Estimating Wildlife Populations with AI Software

Giraffe

Estimating Wildlife Populations with AI Software

Institutions: 
University of Arizona

Principal Investigator: 
Jesse Alston, jmalston@arizona.edu

Field Lead: 
Raymond Owino 

Extensive declines in giraffe populations over the past three decades have made their demography and population characteristics of interest to conservationists. Advances in technology and especially the use of artificial intelligence to identify individuals has greatly improved monitoring of wildlife populations. Today, giraffes can be uniquely identified using photos of their distinct skin patterns through an AI-powered web platform, GiraffeSpotter. This has increasingly popularized the use of mark-recapture models to estimate giraffe populations through photos collected by citizen scientists. While citizen science enables rapid data collection, such data can be low quality.
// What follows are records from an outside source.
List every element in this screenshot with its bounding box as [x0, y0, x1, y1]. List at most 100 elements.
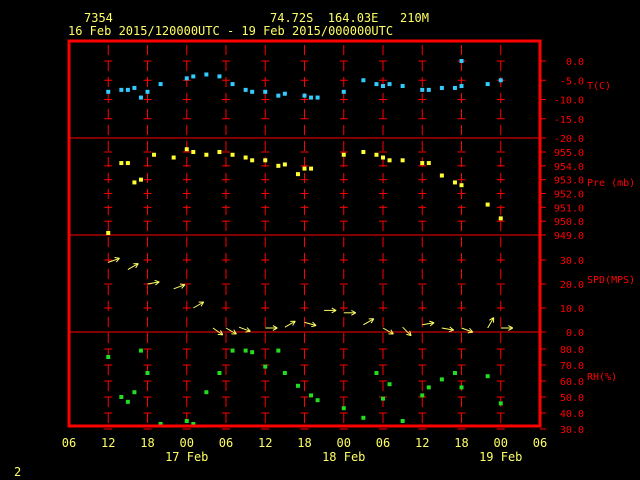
wind-arrow-shaft: [363, 318, 375, 326]
wind-arrow-shaft: [304, 321, 317, 326]
humidity-point: [439, 377, 444, 382]
temperature-point: [138, 95, 143, 100]
station-id: 7354: [84, 11, 113, 25]
wind-arrow-shaft: [147, 281, 160, 285]
temperature-point: [459, 84, 464, 89]
panel-label: Pre (mb): [587, 178, 635, 189]
wind-arrow-shaft: [238, 326, 251, 332]
temperature-point: [204, 72, 209, 77]
humidity-point: [204, 390, 209, 395]
humidity-point: [217, 371, 222, 375]
temperature-point: [341, 89, 346, 94]
pressure-point: [230, 152, 235, 157]
wind-arrow-head: [179, 283, 186, 286]
x-tick-label: 12: [101, 436, 115, 450]
wind-arrow: [500, 325, 513, 331]
wind-arrow-shaft: [284, 320, 296, 328]
pressure-point: [263, 158, 268, 163]
humidity-point: [381, 396, 385, 401]
pressure-point: [184, 147, 189, 152]
wind-arrow: [487, 317, 495, 329]
panel-label: SPD(MPS): [587, 275, 635, 286]
temperature-point: [426, 87, 431, 92]
x-tick-label: 06: [62, 436, 76, 450]
pressure-point: [138, 177, 143, 182]
humidity-point: [243, 348, 248, 353]
wind-arrow-head: [272, 325, 278, 329]
pressure-point: [217, 150, 222, 154]
y-tick-label: 20.0: [560, 280, 584, 291]
humidity-point: [420, 393, 425, 398]
y-tick-label: 50.0: [560, 393, 584, 404]
wind-arrow-head: [114, 257, 120, 259]
y-tick-label: 953.0: [554, 176, 584, 187]
wind-arrow-head: [448, 329, 454, 333]
pressure-point: [341, 152, 346, 157]
temperature-point: [420, 87, 425, 92]
temperature-point: [132, 85, 137, 90]
x-tick-label: 00: [180, 436, 194, 450]
wind-arrow-shaft: [225, 327, 237, 335]
wind-arrow-head: [429, 322, 435, 327]
y-tick-label: 30.0: [560, 256, 584, 267]
wind-arrow: [225, 327, 237, 335]
wind-arrow-shaft: [193, 301, 204, 309]
temperature-point: [452, 85, 457, 90]
pressure-point: [439, 173, 444, 178]
humidity-point: [374, 371, 379, 375]
pressure-point: [171, 155, 176, 160]
pressure-point: [204, 152, 209, 157]
y-tick-label: 0.0: [566, 57, 584, 68]
label-layer: 06 12 18 00 06 12 18 00 06 12 18 00 06 17 Feb 18 Feb 19…: [62, 57, 635, 464]
pressure-point: [452, 180, 457, 185]
temperature-point: [282, 91, 287, 96]
pressure-point: [381, 155, 385, 160]
y-tick-label: 80.0: [560, 345, 584, 356]
wind-arrow-head: [351, 312, 356, 316]
y-tick-label: 40.0: [560, 409, 584, 420]
temperature-point: [191, 74, 196, 79]
wind-arrow-head: [489, 317, 494, 321]
temperature-point: [400, 84, 405, 89]
wind-arrow-head: [181, 284, 186, 289]
wind-arrow: [147, 279, 160, 286]
humidity-point: [230, 348, 235, 353]
wind-arrow-head: [508, 325, 513, 329]
wind-arrow-head: [246, 327, 251, 332]
y-tick-label: 949.0: [554, 231, 584, 242]
pressure-point: [426, 161, 431, 166]
wind-arrow: [461, 327, 474, 334]
temperature-point: [263, 89, 268, 94]
wind-arrow-head: [312, 321, 317, 326]
y-tick-label: 955.0: [554, 148, 584, 159]
pressure-point: [387, 158, 392, 163]
humidity-point: [498, 401, 503, 406]
y-tick-label: 70.0: [560, 361, 584, 372]
wind-arrow-shaft: [487, 317, 495, 329]
humidity-point: [459, 385, 464, 390]
humidity-point: [132, 390, 137, 395]
humidity-point: [191, 422, 196, 426]
wind-arrow-head: [469, 328, 474, 333]
humidity-point: [400, 419, 405, 423]
pressure-point: [125, 161, 130, 166]
wind-arrow-head: [245, 330, 251, 333]
wind-arrow-head: [406, 333, 412, 337]
temperature-point: [250, 89, 255, 94]
wind-arrow-head: [390, 329, 394, 335]
x-date-label: 18 Feb: [322, 450, 365, 464]
wind-arrow-head: [467, 331, 473, 334]
wind-arrow-head: [155, 281, 160, 286]
temperature-point: [119, 87, 124, 92]
humidity-point: [184, 419, 189, 423]
temperature-point: [309, 95, 314, 100]
wind-arrow-head: [409, 330, 412, 336]
wind-arrow-head: [115, 257, 120, 263]
y-tick-label: 0.0: [566, 328, 584, 339]
y-tick-label: -5.0: [560, 76, 584, 87]
wind-arrow: [212, 327, 224, 336]
wind-arrow-head: [351, 309, 356, 314]
x-tick-label: 18: [454, 436, 468, 450]
x-tick-label: 00: [494, 436, 508, 450]
x-tick-label: 18: [297, 436, 311, 450]
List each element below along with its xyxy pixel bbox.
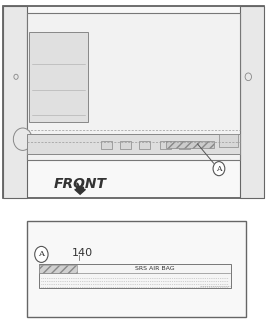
Bar [3, 6, 264, 198]
Bar [219, 134, 238, 147]
FancyArrow shape [75, 187, 85, 194]
Bar [101, 141, 112, 149]
Bar [39, 264, 231, 288]
Bar [27, 134, 240, 154]
Bar [27, 221, 246, 317]
Text: A: A [38, 251, 44, 259]
Bar [139, 141, 150, 149]
Bar [166, 141, 214, 148]
Bar [27, 13, 240, 160]
Bar [240, 6, 264, 198]
Bar [120, 141, 131, 149]
Bar [29, 32, 88, 122]
Circle shape [13, 128, 32, 150]
Text: 140: 140 [72, 248, 93, 258]
Bar [39, 265, 77, 273]
Bar [3, 6, 27, 198]
Text: SRS AIR BAG: SRS AIR BAG [135, 266, 175, 271]
Text: A: A [216, 165, 222, 173]
Circle shape [14, 74, 18, 79]
Circle shape [35, 246, 48, 262]
Bar [160, 141, 171, 149]
Text: FRONT: FRONT [54, 177, 107, 191]
Bar [179, 141, 190, 149]
Circle shape [213, 162, 225, 176]
Circle shape [245, 73, 252, 81]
Currently, this data mostly collected by tourists on safaris or rangers on patrol, but scientists can also conduct systematic surveys like camera trapping. Because systematic sampling methods by scientists are based on statistically sound sampling designs and form a good basis for estimation, we are working to 1) standardize and improve giraffe population monitoring efforts by training conservancies in Laikipia to use GiraffeSpotter, 2) evaluate the accuracy of common methods used to estimate giraffe populations, using both simulation and empirical data, then develop an analytical workflow to automate the estimation of giraffe populations, and 3) increase the use of best practices through collaboration with major giraffe conservation organizations. These methods can also be used for any species with uniquely marked individuals, like zebras, leopards, or even elephants.